Order Number 4457292, was issued on January 19, 1998 under the provision of Section 103(k):
At about 1330 hours on January 19, 1998, the haul truck driver was fatally injured at this mining operation. This order is issued pursuant to section 103K of the 1977 Mine Act to ensure the safety of miners until a systematic evaluation of conditions is conducted as to what caused the fatality.
This order was terminated on January 24, 1998 after it was determined that the mine could return to normal operation.

Citation Number 7925870, was issued on February 24, 1998 under the provision of Section 104(a), for violation of 30 CFR Part 56.9101:

A fatal accident occurred at this operation on January 19, 1998, when a truck driver lost control of the truck he was driving while en route from the quarry to the crusher. The bed of the articulated truck overturned when the vehicle struck a rock berm at the bottom of the pit access ramp. The cab remained upright, but the victim was thrown through the windshield. An examination of the vehicle and roadway did not reveal defects affecting safety or unsafe conditions.

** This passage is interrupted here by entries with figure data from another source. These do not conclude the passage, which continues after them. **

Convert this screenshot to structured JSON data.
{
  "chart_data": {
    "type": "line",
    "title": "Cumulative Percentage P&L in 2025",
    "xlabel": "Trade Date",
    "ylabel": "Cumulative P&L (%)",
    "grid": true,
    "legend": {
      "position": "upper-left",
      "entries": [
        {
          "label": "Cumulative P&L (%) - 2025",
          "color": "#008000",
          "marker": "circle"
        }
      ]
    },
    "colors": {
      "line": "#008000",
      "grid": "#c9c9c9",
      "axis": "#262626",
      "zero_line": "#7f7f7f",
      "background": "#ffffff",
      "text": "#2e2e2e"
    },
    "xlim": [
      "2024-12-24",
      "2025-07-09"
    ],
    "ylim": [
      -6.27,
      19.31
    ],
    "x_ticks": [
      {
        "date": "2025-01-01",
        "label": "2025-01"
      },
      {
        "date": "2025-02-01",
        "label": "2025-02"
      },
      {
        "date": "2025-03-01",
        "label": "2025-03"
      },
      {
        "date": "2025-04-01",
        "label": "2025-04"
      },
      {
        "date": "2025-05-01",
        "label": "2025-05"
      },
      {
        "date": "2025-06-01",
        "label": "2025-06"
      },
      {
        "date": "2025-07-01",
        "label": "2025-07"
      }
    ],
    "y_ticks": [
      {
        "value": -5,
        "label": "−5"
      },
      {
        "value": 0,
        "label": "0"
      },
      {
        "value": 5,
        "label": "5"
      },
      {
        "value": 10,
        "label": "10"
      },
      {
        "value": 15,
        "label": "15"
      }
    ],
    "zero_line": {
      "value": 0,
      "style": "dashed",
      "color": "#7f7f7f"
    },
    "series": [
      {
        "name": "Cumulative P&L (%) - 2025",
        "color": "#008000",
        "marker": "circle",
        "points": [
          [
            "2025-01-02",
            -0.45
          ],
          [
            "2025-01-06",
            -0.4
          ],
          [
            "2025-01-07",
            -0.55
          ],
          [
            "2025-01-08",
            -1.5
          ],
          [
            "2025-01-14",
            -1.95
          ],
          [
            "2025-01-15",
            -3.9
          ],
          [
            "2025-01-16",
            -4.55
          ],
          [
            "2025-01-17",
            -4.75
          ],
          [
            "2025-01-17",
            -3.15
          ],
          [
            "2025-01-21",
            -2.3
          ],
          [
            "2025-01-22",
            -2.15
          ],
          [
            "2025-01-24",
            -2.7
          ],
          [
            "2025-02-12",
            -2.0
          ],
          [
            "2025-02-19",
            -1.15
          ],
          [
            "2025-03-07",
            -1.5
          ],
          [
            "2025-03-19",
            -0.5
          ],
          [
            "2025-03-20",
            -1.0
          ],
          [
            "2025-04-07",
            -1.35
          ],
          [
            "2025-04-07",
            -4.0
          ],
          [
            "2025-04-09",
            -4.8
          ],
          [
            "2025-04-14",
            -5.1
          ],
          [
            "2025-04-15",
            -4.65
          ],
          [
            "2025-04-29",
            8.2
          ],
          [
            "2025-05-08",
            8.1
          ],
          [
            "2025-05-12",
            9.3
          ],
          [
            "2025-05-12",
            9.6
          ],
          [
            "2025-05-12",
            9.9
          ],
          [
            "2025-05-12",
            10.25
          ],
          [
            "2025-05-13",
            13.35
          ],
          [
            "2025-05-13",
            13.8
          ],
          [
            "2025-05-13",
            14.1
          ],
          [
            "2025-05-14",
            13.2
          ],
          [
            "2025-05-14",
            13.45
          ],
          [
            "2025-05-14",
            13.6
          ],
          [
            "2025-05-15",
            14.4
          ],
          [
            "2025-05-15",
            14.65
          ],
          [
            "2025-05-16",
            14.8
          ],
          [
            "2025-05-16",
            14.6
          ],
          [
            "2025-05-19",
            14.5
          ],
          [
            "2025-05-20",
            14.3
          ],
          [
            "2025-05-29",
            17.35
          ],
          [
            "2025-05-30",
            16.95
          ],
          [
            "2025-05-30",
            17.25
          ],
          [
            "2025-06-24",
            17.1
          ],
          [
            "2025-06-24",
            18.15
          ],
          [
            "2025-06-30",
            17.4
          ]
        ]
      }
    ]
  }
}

Citation Number 7925871, was issued on February 24, 1998 under the provision of Section 104(d)(1), for violation of 30 CFR Part 56.14131a:
A fatal accident occurred at this operation on January 19, 1998, when a truck driver lost control of the truck he was driving while en route from the quarry to the crusher. The bed of the articulated truck overturned when the vehicle struck a rock berm at the bottom of the pit access ramp. The cab remained upright, but the victim was thrown through the windshield. The Victim was not wearing a seatbelt. No effective effort was made to ensure truck seatbelts were worn. The instructions to wear seatbelts were in English, the victim spoke Spanish. The operator did not establish a successful practice of following-up to see that seatbelts were being worn. This is an unwarrantable failure to comply with a mandatory standard.